Japón, que no es emergente, ya reaccionó interviniendo fuertemente en el mercado y advirtiendo que continuará haciéndolo si es necesario, con el dólar rondando mínimos de 15 años frente al yen. Comienzan a notarse los primeros “efectos colaterales”.

El fabricante automovilístico y líder mundial Toyota, estudia suspender sus exportaciones del modelo Corolla y trasladar la producción al extranjero a partir del 2013, para contrarrestar el alza del yen.

Alemania declaró que el dólar está artificialmente devaluado, “con la extrema liquidez que se está bombeando al mercado….y eso también provoca que…… no tenga su valor real”.

El euro se encuentra en sus valores máximos en ocho meses y se cambia a unos 1,40 dólares, tras una fuerte apreciación.

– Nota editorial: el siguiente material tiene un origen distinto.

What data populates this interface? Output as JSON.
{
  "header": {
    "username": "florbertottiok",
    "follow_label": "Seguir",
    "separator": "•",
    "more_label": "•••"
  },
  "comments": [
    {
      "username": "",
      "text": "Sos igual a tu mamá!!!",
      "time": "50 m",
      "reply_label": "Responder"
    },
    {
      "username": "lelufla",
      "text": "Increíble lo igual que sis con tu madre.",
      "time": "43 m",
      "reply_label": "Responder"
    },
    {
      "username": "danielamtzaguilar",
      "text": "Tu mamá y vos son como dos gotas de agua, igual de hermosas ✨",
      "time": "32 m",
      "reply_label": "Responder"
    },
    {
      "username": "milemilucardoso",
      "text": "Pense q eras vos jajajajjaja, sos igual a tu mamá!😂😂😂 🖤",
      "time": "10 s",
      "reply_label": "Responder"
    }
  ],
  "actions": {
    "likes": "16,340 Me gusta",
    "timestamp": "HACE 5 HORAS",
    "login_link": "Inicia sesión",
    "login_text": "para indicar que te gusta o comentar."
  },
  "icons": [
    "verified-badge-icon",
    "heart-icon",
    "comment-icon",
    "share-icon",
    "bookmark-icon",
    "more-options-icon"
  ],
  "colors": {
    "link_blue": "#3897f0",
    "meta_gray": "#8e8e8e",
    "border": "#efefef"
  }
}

El presidente del Banco Central Europeo (BCE), Jean-Claude Trinchet, declaró que “a Estados Unidos le conviene un dólar fuerte” y que “los tipos de cambio deben reflejar los fundamentos económicos”. Pero el dólar no puede ser una divisa fuerte porque sus fundamentos económicos tienen el mayor deterioro de su historia.

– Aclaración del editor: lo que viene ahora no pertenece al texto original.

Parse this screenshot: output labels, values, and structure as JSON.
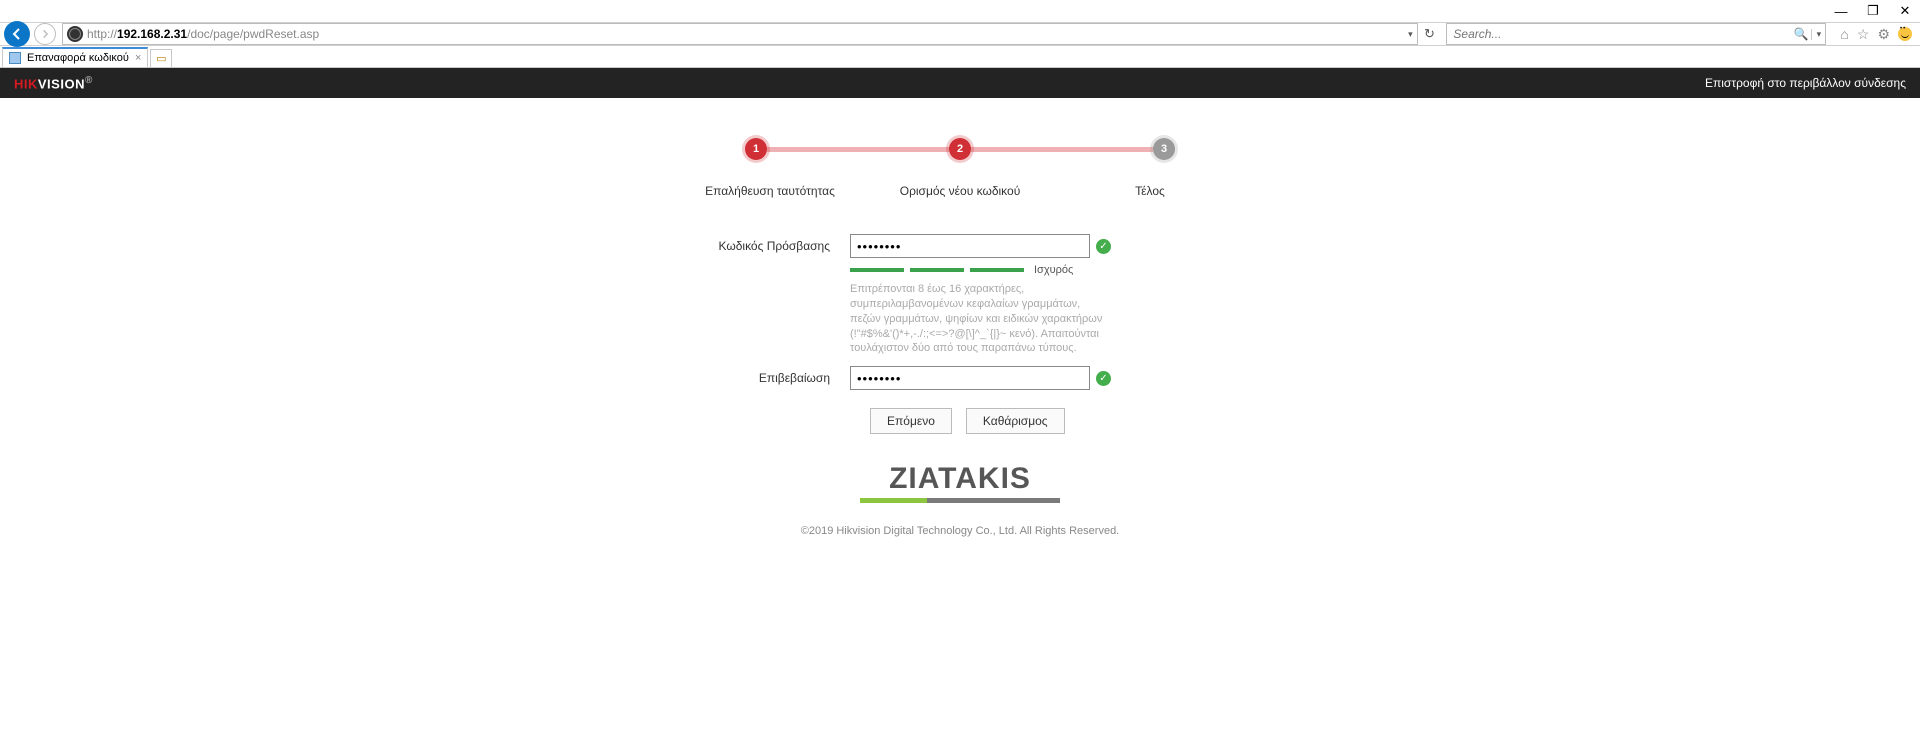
{
  "browser": {
    "url_host": "192.168.2.31",
    "url_path": "/doc/page/pwdReset.asp",
    "url_prefix": "http://",
    "search_placeholder": "Search...",
    "tab_title": "Επαναφορά κωδικού"
  },
  "header": {
    "logo_left": "HIK",
    "logo_right": "VISION",
    "logo_r": "®",
    "return_link": "Επιστροφή στο περιβάλλον σύνδεσης"
  },
  "stepper": {
    "s1": "1",
    "s2": "2",
    "s3": "3",
    "l1": "Επαλήθευση ταυτότητας",
    "l2": "Ορισμός νέου κωδικού",
    "l3": "Τέλος"
  },
  "form": {
    "password_label": "Κωδικός Πρόσβασης",
    "password_value": "••••••••",
    "confirm_label": "Επιβεβαίωση",
    "confirm_value": "••••••••",
    "strength_label": "Ισχυρός",
    "hint": "Επιτρέπονται 8 έως 16 χαρακτήρες, συμπεριλαμβανομένων κεφαλαίων γραμμάτων, πεζών γραμμάτων, ψηφίων και ειδικών χαρακτήρων (!\"#$%&'()*+,-./:;<=>?@[\\]^_`{|}~ κενό). Απαιτούνται τουλάχιστον δύο από τους παραπάνω τύπους.",
    "next_btn": "Επόμενο",
    "clear_btn": "Καθάρισμος"
  },
  "footer": {
    "brand": "ZIATAKIS",
    "copyright": "©2019 Hikvision Digital Technology Co., Ltd. All Rights Reserved."
  }
}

Los gobiernos asiáticos están redoblando sus esfuerzos para contener los flujos de capital y el Banco Central de China esta tomando medidas preventivas para controlar los precios de los activos y los riesgos inflacionarios.

China elevó sorpresivamente los requerimientos de reservas de capital a seis grandes bancos comerciales de manera temporal, buscando retirar liquidez de la economía para evitar un endurecimiento monetario.

El incremento en el ratio de reservas de 50 puntos básicos a un 17,5 por ciento para los prestamistas más grandes del país, fue el primero en la relación depósitos/reservas de los bancos desde mayo y afecta las acciones de las empresas que se benefician más de la demanda china, especialmente las del sector de los bienes básicos.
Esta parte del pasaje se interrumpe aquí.